Перед тем как заговорить, он сразу вливает в себя половину.
– Помнишь? Уходя от меня двадцать лет назад, ты обещала брату Лоренцо, что он разбогатеет. Станет кардиналом, даже папой римским. Папой поп-музыки. Ты здорово ошиблась, как видишь…
Я смотрю на ряд почтовых ящиков у двери здания за спиной Улисса. Теперь от двух десятков табличек с именами мелких независимых продюсеров осталась одна – Molly Music.
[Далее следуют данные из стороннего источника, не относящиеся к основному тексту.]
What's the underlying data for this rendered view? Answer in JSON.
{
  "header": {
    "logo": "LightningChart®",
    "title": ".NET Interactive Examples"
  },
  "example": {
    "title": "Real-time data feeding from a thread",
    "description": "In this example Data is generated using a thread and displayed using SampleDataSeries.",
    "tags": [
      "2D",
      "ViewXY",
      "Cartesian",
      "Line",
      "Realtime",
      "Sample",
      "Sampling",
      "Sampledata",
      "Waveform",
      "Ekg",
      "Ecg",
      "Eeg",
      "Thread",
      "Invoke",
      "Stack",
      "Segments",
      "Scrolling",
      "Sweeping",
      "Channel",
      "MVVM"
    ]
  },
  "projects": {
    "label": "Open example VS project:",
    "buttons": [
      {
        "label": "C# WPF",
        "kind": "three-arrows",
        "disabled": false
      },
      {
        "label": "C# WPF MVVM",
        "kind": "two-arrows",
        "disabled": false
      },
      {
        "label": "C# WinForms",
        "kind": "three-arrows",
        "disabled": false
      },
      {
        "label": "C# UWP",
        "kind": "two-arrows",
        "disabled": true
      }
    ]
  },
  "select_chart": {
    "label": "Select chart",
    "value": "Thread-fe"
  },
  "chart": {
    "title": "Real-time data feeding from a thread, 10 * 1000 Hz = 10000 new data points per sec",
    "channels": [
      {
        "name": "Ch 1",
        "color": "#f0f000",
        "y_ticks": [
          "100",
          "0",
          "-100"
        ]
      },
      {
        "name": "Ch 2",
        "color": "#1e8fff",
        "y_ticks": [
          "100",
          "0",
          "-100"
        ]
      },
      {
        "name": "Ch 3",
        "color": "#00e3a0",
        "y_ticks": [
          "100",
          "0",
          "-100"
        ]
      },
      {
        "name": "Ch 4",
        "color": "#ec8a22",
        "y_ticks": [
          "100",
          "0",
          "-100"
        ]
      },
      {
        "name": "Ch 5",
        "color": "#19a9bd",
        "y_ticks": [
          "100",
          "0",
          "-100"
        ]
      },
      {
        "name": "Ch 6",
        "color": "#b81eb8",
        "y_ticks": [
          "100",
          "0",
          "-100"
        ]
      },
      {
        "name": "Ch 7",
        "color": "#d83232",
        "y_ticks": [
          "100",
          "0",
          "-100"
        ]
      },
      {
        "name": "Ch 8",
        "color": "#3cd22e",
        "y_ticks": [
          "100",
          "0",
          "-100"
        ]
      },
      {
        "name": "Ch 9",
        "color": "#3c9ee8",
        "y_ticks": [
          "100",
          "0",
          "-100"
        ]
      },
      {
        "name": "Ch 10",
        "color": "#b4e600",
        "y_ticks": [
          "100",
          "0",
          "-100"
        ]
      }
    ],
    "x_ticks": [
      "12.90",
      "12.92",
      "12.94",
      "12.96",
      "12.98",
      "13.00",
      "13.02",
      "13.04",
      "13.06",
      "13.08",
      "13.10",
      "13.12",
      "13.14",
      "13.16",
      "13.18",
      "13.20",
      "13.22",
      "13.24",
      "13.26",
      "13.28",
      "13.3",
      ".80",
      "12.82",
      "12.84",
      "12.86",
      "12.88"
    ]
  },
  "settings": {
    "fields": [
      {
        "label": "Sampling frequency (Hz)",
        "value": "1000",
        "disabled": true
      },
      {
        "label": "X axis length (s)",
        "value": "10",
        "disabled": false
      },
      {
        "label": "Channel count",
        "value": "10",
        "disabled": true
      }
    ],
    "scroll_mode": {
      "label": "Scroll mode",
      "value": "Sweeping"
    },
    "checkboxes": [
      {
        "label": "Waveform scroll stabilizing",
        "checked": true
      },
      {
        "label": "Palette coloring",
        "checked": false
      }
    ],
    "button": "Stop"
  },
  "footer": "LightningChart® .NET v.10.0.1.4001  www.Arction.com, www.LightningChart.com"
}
– Я, как и все другие, дал себя сожрать, – поясняет Улисс. – Теперь @-TAC Prod не что иное, как микрофилиал крупной рыбы, мэйджора, как нынче выражаются. Мне всего лишь позволяют выжить, я им почти ничего не стою, да и прибыли больше совсем не приношу. Нас тут таких пара десятков в их треклятом офисе, который они намерены еще уменьшить, чтобы расширить зал для фитнеса… И большинство молодых идиотов, которые не слушают ничего, кроме рэпа, проголосовали за это! Так что теперь, как видишь, у меня даже прежнего жалкого офиса нет, чтобы тебя принять. Но я не жалуюсь, нет! Так даже лучше, чем двадцать лет назад. Здесь и кондишен имеется, и бургеры «Калифорния» такие же обалденные. Что тебе заказать?
Я не отвечаю.
Вспоминаю, что в 1999 году Улисс впервые обратился ко мне на «ты». Мне не без труда удалось ответить ему тем же.
Он продолжает разглагольствовать:
– Нет, Натали, я не жалуюсь, даже если ты промахнулась со своими пророчествами. Я живу своей страстью к музыке, своими скромными успехами, скромными открытиями, общаюсь с моими старыми лабухами, такими же неудачниками, как я сам, которых продвигаю по мере сил. Главное, я не продал душу дьяволу. Что, впрочем, не помешало мне постареть… И гораздо сильнее тебя, Натали! Ты ухитрилась остаться такой же красоткой, как двадцать лет назад.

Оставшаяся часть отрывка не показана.